Voller also testified about the tear gas incident and how he felt during his time in the restraint chair:

“I felt defenceless at the time, like there was nothing I could do. I could tell them it was hurting and I was even vomiting in my mouth a couple of times but they didn’t care,” he said. “I asked if they could turn the shower on me because I was getting dizzy from panicking a lot.”

Voller accused the officer who was holding the camera of ceasing filming in order to “agitate” him, before turning the camera back on.

“There were times I’d panic and I just wanted to get out of there and I’d do anything I could to get out of there … but there’s no way you can pull yourself out of it no matter how strong you are.”

He had earlier told the hearing he had been a known “spitter” at guards.

“It was a disgusting thing that I did. I do regret it, but it became a mechanism,” he said. “With the things they were doing to me, I had no defence.”

Voller was restrained in the chair for almost two hours.

“There was a point I was sick of fighting … I couldn’t even cry. At the end of it I couldn’t even talk. My body shut down, I couldn’t be bothered fighting any more, I just sat there.

“I felt scared. Being put in the restraint chair was one of the most scary things that’s ever happened to me. That and the teargassing.”

He said there was “no responsible person there to say ‘that’s enough’”, to get him out. “I couldn’t drink water, my mouth was getting dry, I was dehydrated. It was getting to the point I thought they were going to leave me in there all night.”

As I mentioned in my prior posts, none of Voller’s behavior was acceptable. Yet nothing he did appears to merit the treatment he received. When one looks at the videos, Voller is passive. He makes no attempt to fight, does not appear to struggle, and does not appear to argue with the guards. He complies. Unless the videos were edited, this makes it appear that all these acts were done to him with the explicit purpose of punishment and humiliation.

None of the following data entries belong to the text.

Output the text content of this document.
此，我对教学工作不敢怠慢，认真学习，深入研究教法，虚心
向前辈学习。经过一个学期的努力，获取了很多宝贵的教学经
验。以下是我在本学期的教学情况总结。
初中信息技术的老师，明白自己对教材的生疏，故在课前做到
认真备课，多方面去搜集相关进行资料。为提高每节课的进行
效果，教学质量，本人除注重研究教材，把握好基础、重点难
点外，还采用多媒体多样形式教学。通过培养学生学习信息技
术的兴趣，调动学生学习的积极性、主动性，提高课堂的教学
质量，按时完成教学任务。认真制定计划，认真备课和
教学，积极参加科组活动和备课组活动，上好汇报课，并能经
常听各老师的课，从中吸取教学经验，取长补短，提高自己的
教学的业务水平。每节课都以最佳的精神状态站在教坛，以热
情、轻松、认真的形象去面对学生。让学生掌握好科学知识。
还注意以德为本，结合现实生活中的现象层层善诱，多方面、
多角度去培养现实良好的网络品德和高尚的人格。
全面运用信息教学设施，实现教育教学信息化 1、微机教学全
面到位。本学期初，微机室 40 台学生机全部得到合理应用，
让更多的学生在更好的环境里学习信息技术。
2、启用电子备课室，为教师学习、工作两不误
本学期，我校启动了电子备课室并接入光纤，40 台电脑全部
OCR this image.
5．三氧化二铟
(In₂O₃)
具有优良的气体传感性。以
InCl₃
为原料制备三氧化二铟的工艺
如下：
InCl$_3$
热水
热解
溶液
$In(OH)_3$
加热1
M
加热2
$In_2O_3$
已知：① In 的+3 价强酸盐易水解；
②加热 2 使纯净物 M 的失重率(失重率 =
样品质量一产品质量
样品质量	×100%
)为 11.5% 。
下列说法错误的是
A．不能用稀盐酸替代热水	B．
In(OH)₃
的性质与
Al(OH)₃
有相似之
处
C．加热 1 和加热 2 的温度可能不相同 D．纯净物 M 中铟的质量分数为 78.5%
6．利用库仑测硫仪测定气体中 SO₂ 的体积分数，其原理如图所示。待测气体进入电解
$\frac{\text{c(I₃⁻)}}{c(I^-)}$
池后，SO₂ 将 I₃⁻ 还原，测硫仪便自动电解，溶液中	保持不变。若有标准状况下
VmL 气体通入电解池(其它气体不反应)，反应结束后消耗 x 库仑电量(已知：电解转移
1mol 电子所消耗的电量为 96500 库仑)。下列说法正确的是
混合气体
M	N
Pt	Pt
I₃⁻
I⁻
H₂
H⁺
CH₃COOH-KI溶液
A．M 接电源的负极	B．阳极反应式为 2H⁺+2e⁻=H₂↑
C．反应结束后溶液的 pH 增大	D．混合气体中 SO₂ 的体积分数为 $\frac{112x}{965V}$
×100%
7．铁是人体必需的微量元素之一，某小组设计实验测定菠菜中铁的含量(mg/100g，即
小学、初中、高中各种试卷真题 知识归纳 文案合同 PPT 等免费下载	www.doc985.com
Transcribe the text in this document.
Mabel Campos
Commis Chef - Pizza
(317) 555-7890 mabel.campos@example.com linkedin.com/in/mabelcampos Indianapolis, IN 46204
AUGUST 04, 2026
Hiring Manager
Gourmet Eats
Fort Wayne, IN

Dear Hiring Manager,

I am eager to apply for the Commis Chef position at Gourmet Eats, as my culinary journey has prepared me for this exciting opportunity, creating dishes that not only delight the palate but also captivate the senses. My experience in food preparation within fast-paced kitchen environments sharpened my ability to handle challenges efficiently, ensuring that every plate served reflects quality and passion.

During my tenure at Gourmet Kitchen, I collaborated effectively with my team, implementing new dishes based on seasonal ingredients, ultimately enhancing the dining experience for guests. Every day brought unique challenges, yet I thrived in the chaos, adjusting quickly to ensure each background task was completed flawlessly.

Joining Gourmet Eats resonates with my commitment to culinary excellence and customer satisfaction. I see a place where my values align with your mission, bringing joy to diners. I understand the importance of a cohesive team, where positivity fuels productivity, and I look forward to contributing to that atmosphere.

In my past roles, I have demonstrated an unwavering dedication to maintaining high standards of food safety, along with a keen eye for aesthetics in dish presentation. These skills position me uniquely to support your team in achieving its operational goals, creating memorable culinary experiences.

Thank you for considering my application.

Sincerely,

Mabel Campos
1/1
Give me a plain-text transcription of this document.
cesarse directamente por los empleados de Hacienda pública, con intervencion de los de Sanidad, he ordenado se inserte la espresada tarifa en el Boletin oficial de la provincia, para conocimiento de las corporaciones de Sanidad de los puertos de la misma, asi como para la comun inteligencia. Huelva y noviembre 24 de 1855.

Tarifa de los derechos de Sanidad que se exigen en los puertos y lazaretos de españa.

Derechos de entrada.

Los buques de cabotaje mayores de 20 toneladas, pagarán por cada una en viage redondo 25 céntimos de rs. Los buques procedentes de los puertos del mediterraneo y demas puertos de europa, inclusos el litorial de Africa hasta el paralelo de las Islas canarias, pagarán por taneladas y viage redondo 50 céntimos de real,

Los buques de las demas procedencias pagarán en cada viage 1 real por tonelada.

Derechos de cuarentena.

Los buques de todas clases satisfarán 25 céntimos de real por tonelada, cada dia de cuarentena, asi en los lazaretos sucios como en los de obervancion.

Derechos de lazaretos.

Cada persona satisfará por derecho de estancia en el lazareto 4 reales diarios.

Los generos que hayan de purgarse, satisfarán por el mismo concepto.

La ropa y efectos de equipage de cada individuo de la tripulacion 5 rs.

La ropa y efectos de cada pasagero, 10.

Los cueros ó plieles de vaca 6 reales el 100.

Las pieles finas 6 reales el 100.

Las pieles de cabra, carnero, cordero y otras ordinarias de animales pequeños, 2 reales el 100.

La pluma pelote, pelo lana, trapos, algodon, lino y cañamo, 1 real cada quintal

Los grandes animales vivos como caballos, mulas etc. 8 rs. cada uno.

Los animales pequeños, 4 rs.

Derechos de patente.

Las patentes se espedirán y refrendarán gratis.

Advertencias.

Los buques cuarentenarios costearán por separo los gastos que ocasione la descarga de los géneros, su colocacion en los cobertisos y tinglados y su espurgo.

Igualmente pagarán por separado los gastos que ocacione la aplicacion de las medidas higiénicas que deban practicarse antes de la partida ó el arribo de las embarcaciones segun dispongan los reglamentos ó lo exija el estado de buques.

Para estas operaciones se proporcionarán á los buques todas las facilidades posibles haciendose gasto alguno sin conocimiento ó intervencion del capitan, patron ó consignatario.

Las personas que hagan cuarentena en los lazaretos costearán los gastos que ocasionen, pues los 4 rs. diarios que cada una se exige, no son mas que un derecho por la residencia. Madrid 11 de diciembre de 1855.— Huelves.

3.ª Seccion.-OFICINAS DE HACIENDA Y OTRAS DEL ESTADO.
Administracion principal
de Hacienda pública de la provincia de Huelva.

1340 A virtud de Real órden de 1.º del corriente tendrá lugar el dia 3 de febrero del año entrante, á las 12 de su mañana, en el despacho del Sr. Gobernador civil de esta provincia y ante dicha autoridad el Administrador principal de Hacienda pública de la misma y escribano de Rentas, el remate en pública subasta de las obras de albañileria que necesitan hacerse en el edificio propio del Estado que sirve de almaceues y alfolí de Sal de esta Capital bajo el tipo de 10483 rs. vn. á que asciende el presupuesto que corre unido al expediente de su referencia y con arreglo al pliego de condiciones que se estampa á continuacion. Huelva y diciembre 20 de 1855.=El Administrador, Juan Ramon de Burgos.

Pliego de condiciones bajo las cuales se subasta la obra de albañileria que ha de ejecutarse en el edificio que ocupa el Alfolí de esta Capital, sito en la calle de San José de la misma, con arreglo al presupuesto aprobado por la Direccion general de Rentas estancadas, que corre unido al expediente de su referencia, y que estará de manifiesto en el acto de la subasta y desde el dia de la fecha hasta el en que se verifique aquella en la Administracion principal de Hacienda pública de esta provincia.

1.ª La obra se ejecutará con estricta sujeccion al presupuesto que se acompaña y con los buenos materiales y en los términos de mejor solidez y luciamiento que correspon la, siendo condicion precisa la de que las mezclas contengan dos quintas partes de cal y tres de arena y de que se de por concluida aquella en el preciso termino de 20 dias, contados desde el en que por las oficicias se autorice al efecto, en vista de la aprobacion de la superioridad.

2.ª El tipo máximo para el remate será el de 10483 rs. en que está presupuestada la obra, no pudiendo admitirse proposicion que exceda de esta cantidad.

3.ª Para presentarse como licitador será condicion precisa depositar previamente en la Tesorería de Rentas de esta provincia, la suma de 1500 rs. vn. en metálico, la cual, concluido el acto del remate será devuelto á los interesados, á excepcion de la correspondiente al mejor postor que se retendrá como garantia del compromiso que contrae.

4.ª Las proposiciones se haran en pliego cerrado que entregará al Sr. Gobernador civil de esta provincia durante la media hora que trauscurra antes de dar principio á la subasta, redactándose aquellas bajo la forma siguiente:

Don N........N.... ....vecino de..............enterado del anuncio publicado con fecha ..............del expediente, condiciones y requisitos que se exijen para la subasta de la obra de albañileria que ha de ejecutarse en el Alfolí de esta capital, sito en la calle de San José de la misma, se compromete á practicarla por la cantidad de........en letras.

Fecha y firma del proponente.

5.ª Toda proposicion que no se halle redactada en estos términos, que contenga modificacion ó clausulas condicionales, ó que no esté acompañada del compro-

As Voller testified, it is as if he was “[…] being further punished whilst in prison. Being sentenced by the judge to do our time for our crime is our punishment, not the continued mental and physical abuse we continue to cop while we’re here.”

How does this help Voller become a better person? Few people, particularly children, come out of those situations with positive outlooks. Such treatment will either break a person or make them hate everyone.

Why was the government’s response to imprison an 11-year-old rather than try every other method first? Anyone working with children or working in the prison system could tell you that institutionalizing someone that young will lead to future problems.

Yet it seems that the response was to get Voller out of sight and out of mind, with little concern for what might happen to him if they took that approach. For example, the guards held Voller in an isolation cell for 24 days prior to his release in 2013. How does locking a child in isolation for a month prepare him to re-enter society?

If you were to take any one of these incidents and have it done by a parent, that parent would be in jail before you could finish explaining what they did. Yet because this was done under the auspices of the “law”, the guards get a pass. Indeed, even the commission process appears to be nothing more than optics. I say this because the royal commission is currently delayed until March 2017. The previous date was in February, yet all the above testimony was given in December 2016, and the inquiry began back in the summer of 2016. By the time the sittings continues, almost a year will have passed, and as best as I can tell, only Voller has testified. The other victims have not had the chance to speak.

This is absurd, but clearly the way the Northern Territory functions to protect itself from any scrutiny.

I highly doubt anyone will pay a price for what happened to these boys. I doubt Voller will receive any early release. I doubt that the commission will find anything criminally wrong. The most likely response will be recommendations to improve conditions, and probably a great deal of harassment by the government against the boys who testified. Many of them will still have to deal with the system upon release, and I would not be surprised to find that the government discovered cause lock some of them back in prison.